Inconsistent navigation label causes hesitation and implies unintended action
**Product:** Plesk Obsidian
**Version:** 18.0.77.2
**Area:** UI / Navigation
Description
The navigation label used to access the domain-level backup interface reads "Backup and restore" in the domain context sidebar. The actual destination page is titled "Backup-Manager", which is also the label correctly used in the server-level path under Tools & Settings.
This creates two distinct problems.
First, the label is inconsistent. The same functional area carries two different names depending on the entry point: "Backup and restore" at domain level and "Backup-Manager" at server level. A user navigating both contexts has no reliable mental model for what the label refers to.
Second, the phrasing "Backup and restore" reads as a compound action rather than a navigation destination. A user unfamiliar with the interface will reasonably hesitate before clicking it, because the label implies that clicking it might trigger a backup or restore operation rather than opening a management view.

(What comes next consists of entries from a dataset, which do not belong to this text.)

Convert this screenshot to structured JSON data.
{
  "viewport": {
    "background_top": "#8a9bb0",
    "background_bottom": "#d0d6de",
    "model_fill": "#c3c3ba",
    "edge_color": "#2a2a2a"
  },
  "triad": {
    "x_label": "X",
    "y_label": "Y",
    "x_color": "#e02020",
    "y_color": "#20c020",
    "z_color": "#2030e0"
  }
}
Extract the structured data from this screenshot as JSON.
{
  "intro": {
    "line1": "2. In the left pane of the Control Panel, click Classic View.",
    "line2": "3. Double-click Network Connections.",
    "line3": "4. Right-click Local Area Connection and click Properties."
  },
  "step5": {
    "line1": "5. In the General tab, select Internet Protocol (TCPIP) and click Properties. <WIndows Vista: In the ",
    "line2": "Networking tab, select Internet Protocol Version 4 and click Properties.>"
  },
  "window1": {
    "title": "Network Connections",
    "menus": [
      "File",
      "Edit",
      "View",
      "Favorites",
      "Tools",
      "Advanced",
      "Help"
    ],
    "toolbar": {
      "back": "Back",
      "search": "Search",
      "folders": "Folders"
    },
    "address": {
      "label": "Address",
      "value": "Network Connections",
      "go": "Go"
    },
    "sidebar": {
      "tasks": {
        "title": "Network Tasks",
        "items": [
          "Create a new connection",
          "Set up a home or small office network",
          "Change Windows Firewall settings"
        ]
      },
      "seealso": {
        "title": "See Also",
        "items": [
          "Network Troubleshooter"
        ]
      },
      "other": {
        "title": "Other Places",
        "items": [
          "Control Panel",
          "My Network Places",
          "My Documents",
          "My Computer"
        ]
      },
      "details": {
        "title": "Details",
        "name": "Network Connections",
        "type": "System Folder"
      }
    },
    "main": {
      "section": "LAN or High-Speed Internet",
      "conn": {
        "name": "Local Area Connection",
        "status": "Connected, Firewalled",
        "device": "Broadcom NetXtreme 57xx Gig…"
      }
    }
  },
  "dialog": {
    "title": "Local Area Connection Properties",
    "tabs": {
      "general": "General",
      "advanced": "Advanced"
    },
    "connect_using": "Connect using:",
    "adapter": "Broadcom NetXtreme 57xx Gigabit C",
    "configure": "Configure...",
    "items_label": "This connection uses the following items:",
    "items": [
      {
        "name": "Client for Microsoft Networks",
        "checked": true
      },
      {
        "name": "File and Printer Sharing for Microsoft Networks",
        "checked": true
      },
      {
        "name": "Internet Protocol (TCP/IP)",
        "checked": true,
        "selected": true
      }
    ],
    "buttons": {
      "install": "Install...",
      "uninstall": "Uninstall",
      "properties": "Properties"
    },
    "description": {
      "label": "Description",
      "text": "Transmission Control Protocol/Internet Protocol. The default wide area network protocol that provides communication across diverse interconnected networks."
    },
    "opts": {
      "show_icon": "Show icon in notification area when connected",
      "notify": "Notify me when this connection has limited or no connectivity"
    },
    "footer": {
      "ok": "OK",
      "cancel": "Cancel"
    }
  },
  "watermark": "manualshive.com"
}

This is a standard IA anti-pattern: navigation items should be named as nouns describing a destination, not verb phrases describing potential actions.
Steps to reproduce
1. Log in as admin.
2. Navigate to Websites & Domains and select any domain.
3. Observe the sidebar navigation item labeled "Backup and restore".
4. Click the item and observe the page title is "Backup-Manager".
5. Navigate to Tools & Settings.
6. Observe the equivalent server-level item is correctly labeled "Backup-Manager".
Expected behavior
The domain-level navigation item should be labeled "Backup-Manager" to match the page title and the server-level label. Navigation items should consistently use noun phrases that describe the destination.
Actual behavior
The domain-level navigation item is labeled "Backup and restore", which differs from the page title, differs from the server-level equivalent label, and reads as an actionable verb phrase rather than a navigation destination.
Impact
Users hesitate before clicking a navigation item that should be a routine management entry point. The inconsistency between domain-level and server-level labeling increases cognitive load when switching between contexts.